144 Mo. App. 61 | Mo. Ct. App. | 1910
This action was begun November 6,1906, in the probate court of Buchanan county, by the filing of a demand of $1582.43, in favor of the Fullerton Lumber Company, a corporation, and against the estate of Joseph Massard, deceased. The demand was an open account for lumber and materials sold by plaintiff to Massard between January 3, 1901, and July 24, 1905, and the account contained several hundred debit and credit items. Plaintiff was allowed $1497.43 on the. demand by the probate court and defendant appealed to the circuit court. On motion of plaintiff and over the objection of defendant, the.cause was referred to a referee “to hear the evidence and make findings of fact and conclusions of law and to report the same to this court,” etc. After the cause was referred, and before the referee filed his report, plaintiff filed an amended petition in which, for the first time, the attempt was made to divide the running account into two separate and distinct causes of action. The first of these alleged causes embraced the items of the account between the dates of January 3, 1901, and July 8, 1903, and on these items, plaintiff demanded the sum of $921.92 against the estate. The second cause was founded on the items from July 8, 1903, to July 24, 1905, and judgment for $660.46 was prayed on that account. These two causes -are made the subject of separate counts and the reason plaintiff gives for the separation of the account into two causes is that plaintiff was a copartnership prior to July 8,1903, and after that date, transacted business as a corporation. It is alleged that the indebtédness due the partnership was sold and assigned to the corporation July 8, 1903.
The principal defense is found in the following paragraph of the answer: “Defendant states that before the filing of this cause against the defendant, the plaintiff had instituted suit in probate court against the defendant and had recovered from the defendant its account or demand against the estate of Joseph M'.

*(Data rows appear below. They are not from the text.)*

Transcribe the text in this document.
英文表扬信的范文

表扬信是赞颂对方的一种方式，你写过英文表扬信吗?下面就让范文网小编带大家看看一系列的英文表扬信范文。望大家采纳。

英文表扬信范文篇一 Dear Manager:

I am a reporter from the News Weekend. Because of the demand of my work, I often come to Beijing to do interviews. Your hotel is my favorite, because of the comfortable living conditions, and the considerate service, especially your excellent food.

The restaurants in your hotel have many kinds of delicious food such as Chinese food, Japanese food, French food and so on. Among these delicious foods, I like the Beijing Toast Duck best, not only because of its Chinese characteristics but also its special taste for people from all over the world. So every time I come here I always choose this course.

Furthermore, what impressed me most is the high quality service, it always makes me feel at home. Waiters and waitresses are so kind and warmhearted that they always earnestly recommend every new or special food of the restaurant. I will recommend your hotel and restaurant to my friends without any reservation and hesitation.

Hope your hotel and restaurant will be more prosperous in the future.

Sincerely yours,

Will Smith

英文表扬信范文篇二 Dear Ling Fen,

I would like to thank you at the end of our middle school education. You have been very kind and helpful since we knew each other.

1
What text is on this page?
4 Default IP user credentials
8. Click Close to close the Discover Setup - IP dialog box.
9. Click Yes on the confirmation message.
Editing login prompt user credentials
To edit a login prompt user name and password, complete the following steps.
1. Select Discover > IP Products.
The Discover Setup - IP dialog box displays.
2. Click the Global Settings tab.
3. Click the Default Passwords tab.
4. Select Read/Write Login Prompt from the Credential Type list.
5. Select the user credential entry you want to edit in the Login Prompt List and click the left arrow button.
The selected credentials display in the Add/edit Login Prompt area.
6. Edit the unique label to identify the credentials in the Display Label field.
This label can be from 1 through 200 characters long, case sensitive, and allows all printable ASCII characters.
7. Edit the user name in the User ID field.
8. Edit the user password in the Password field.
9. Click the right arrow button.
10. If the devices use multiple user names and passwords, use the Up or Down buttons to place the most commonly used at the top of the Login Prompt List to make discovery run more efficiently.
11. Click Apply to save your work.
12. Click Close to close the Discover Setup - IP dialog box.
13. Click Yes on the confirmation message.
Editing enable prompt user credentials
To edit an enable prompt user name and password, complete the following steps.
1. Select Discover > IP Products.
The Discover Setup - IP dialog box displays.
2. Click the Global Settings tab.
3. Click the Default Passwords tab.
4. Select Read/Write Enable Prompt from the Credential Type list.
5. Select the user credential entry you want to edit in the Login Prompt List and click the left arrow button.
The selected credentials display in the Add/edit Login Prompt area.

It is conceded that on June 12, 1905, plaintiff filed a demand in the probate court for $295.40 against the defendant estate and that this demand consisted of a part of the present account. Plaintiff was allowed the full amount of that demand before the institution of the present action.
In two ways plaintiff attempts to parry the defense of a splitting of the cause of action: First, counsel say that the account on which judgment was rendered by the probate court for $295.40 contained only items for sales of lumber and material made by the corporation after July 8, 1903, and, therefore, that the judgment could not affect the cause of action in the first count which had accrued to the partnership before that date; and, second, that it could not defeat the second count for the reason that the splitting of that cause of action was done by plaintiff at the specific request of defendant. In the report of the referee these contentions of plaintiff are approvingly recognized, both in the findings of fact and conclusions of law, but the difficulty with plaintiff’s position before us is that the trial court sustained the exceptions of defendant to that report; set it aside in toto and, on the evidence, made new findings of fact and conclusions of law which give plaintiff no ground on which to predicate either contention and which, in the condition of the record in respect of the facts, compel us to accept the court’s findings of fact as conclusive. Plaintiff failed to preserve.
It is held in Utley v. Hill: “It was hence entirely competent for the trial court, in the case at bar, to set aside the finding of the referee in favor of plaintiff, and then to find for the defendants upon the evidence reported by the referee. This is the true rule; for while this court, on appeal, has always treated the report of a referee as a special verdict, and refused to disturb it if there was substantial evidence to support it (Berthold v. O’Hara, 121 Mo. 1. c. 97), still the power of the circuit court is very different; for in such cases, a jury being waived, the case is triable before the court, and because the court has not the time to try such cases it calls in the aid of a referee to take the testimony. The referee’s power is limited to recommending a judgment. The duty and responsibility as to the judgment rests upon the court. The referee can aid, but not bind, the judge. And, with all the evidence before the court, it would be a useless and expensive proceeding to refer the case to the same or another referee; for, perchance, the referee would find the facts the same way again, and so the expensive luxury would have to be repeated, until some referee could be found who would find the facts as the judge all the while believed they should be found, and as he could and should have found them upon the coming in of the first report.”
It is apparent the attempted separation of the account into two causes of action was a maneuver to escape the defense of res ad judicata. The judgment is affirmed.